German Gold, the Fed, and the Island of Yap

The “audit the Fed” crowd is rather obsessed with the idea that the Federal Reserve is an evil institution that’s lying to us all and debasing our currency.  What would have been dismissed as a fringe conspiracy theory a few years ago has become an increasingly mainstream idea, thanks in no small part to Ron Paul’s very public calls for increased scrutiny of the country’s central bank. Now, it looks like even Germany may be getting on the “audit the Fed” bandwagon. FT Alphaville has the breakdown from Eurointelligence (emphasis theirs):

The Bundesbank duly counted and weighed all the 82857 gold bars stored in Frankfurt, some 1100 tons. MPs were even allowed in the cellar to see if the gold is still there. In an ultimate act of desperation, the Bundesbank is even considering to let journalists inside the vaults. The problem is only that the gold held outside Germany has not been audited. There are no official figures, but Suddeutsche estimates about 1500 tonnes are held by the Fed, and about 800 tonnes by the central banks of England and France. The total value is some €133bn. The court of auditors has now demanded regular audits of Germany’s foreign gold reserves. The last audits from New York were from 1979/1980. The Bundesbank has since been let into the vault, but not allowed to open the boxes in which the bars are stored, something that has obviously stokes suspicions.

But the question of whether or not the gold is really there (or if it’s just painted tungsten, which has also been suggested) is a much thornier one than at first it may appear. It may seem logical to want to confirm the reserves, but it’s a move that has little upside, and plenty of risk. John Carney over at CNBC explains:

…There is nothing to be gained by inspecting the gold. If it is all there and pure, there is no difference from an undiscovered absence. But if the gold isn’t there, well, calamity could follow as trust in the central bank gold depositories evaporated instantly.

In this case, the lie might be preferable to the truth. As long as all of the central banks of the world pretend that their gold stocks are real, there’s no problem. But as soon as the truth of a conspiracy emerged, the whole system would tumble. Now, to be very clear, we don’t actually believe that the world’s gold reserves are an elaborate ruse… but the possibility certainly leads to some interesting thought experiments. For instance, Carney points out:

The compartments [in the Federal Reserve vault] do not have labels reading “Germany’s gold” and so on. They are instead numbered, and only a few people at the Fed know what numbers correspond to which country. The Fed says it does this to protect the privacy of the depositors. But this also makes actual inspection less reliable. There’s no way for Germany to know that the gold it is being shown is Germany’s, as opposed to some other depositor’s.
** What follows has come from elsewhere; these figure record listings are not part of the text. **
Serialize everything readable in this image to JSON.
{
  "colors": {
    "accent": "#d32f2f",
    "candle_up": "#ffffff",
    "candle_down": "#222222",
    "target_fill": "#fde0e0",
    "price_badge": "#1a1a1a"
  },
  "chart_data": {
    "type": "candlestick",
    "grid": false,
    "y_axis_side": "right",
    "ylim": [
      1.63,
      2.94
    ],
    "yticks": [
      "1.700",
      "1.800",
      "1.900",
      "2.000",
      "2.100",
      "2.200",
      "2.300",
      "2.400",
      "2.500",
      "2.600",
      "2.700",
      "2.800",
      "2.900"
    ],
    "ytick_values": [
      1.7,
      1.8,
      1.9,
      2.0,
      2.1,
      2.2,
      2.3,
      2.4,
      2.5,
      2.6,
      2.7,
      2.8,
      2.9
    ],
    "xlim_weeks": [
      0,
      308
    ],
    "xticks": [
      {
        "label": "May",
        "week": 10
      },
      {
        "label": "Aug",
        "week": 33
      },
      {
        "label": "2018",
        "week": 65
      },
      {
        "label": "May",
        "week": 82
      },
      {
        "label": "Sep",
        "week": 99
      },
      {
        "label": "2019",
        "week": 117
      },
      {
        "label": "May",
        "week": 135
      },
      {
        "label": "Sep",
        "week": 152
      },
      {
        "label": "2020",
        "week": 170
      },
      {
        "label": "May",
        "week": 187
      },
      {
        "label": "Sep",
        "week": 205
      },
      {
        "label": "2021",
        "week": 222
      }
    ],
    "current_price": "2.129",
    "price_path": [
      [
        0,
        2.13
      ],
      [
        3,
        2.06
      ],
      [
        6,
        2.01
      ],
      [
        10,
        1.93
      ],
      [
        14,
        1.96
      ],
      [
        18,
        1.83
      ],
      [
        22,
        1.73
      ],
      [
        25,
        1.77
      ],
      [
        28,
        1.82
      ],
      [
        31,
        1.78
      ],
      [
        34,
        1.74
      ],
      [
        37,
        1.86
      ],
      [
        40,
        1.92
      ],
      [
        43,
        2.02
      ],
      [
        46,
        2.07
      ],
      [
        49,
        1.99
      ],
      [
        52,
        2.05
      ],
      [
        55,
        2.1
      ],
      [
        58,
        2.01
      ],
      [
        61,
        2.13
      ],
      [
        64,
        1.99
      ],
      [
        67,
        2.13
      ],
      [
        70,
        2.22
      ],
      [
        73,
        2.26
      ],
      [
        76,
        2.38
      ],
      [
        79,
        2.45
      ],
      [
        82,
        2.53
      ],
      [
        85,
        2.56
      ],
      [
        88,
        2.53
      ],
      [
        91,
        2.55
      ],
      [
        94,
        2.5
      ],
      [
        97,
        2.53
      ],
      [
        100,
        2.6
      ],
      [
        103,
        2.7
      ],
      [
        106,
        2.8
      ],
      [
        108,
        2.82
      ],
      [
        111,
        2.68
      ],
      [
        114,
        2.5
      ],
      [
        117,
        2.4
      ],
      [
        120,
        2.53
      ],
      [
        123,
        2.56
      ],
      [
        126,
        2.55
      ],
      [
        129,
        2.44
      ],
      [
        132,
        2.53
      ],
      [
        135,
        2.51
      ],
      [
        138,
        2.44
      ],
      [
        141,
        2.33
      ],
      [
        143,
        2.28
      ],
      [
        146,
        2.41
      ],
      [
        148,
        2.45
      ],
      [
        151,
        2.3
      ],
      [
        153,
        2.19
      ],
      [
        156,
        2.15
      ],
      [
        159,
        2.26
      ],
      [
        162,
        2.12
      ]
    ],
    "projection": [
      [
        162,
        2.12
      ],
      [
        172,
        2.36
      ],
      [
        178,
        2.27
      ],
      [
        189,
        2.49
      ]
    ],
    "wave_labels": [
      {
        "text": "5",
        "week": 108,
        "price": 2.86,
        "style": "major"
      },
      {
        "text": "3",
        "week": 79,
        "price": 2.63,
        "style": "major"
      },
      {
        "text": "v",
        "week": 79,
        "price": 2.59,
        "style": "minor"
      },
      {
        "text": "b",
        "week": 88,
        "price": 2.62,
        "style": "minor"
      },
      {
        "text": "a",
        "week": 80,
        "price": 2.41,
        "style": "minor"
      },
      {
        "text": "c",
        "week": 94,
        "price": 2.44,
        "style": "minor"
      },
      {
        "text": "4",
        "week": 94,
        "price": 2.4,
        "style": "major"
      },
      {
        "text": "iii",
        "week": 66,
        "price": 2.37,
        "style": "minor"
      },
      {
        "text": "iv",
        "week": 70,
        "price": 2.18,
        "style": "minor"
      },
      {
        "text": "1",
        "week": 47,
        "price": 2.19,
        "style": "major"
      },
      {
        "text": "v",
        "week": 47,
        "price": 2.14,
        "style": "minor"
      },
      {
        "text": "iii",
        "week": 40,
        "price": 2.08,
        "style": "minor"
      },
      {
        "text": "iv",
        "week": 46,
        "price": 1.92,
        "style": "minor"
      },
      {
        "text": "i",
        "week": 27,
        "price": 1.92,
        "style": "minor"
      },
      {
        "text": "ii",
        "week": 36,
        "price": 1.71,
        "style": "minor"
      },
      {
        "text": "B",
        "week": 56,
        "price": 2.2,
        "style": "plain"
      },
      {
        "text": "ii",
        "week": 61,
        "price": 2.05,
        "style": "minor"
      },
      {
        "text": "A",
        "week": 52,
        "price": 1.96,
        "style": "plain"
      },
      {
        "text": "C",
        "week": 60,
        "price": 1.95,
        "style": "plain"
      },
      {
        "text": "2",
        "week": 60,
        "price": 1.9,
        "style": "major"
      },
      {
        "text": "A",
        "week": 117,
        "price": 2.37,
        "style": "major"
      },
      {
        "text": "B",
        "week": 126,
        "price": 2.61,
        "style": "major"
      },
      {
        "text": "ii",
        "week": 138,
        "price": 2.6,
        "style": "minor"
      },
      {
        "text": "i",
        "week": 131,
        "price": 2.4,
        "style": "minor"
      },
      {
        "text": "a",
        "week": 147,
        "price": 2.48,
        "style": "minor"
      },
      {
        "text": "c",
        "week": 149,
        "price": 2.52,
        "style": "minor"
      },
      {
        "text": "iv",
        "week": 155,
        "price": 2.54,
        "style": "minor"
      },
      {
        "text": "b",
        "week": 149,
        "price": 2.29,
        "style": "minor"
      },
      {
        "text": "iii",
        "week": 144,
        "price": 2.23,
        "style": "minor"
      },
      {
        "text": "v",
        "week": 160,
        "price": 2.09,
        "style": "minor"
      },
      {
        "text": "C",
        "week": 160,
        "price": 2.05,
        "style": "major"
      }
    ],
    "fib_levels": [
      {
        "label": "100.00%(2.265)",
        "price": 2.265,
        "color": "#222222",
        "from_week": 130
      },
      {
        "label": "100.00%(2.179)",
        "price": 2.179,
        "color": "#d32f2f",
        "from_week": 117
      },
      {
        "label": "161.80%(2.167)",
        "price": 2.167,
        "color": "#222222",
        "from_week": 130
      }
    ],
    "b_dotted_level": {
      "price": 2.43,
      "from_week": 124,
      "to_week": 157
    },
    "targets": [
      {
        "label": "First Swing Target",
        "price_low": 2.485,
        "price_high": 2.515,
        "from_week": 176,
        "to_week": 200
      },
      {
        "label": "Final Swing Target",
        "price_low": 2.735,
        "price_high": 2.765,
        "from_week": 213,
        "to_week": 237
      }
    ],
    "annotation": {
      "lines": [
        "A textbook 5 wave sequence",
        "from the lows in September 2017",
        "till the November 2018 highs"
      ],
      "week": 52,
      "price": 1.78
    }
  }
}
In an extreme case—which I have no reason to believe is true—miscreants at the Fed could just show everyone who came to visit the same pile of gold.

All of this brings to mind the island of Yap – which despite its name is not an invention of Dr. Seuss, but an actual place where, lacking for precious metals, they instead used giant stones for money. Because the stones were so heavy, when they were “traded” they stayed right where they were; the population just agreed that ownership had been transferred. According to tradition, one of these stones was once lost in the ocean, but the people of Yap continued using that stone as money, allowing it to change ownership even though no one had seen the stone in over 100 years.

Much like the sunken stone at the island of Yap, the Bundesbank can still use their gold receipts for collateral, trade them for foreign currency, etc. Even if the gold isn’t there, as long as everyone pretends like it is, it’s still just as useful as real gold. As Milton Friedman famously noted, physical gold rarely changes hands… instead, people exchange gold receipts. In other words, “physical” gold reserves can behave as a fiat currency just as much as any paper note…. and confirming the existence (or lack) of their gold might turn out to be a terrible move for the German government. Carney sums it up perfectly:

But I like to imagine that the Fed officials would bring the Germans to the door of a compartment labeled, say, No. 322, and then pose the question: “Are you absolutely sure you want to see what’s in here?”

Talk about Pandora’s Box.

One comment

  1. Even if the gold is there, title could’ve been traded away via contract. The only way to truly be sure is to re-patriate it.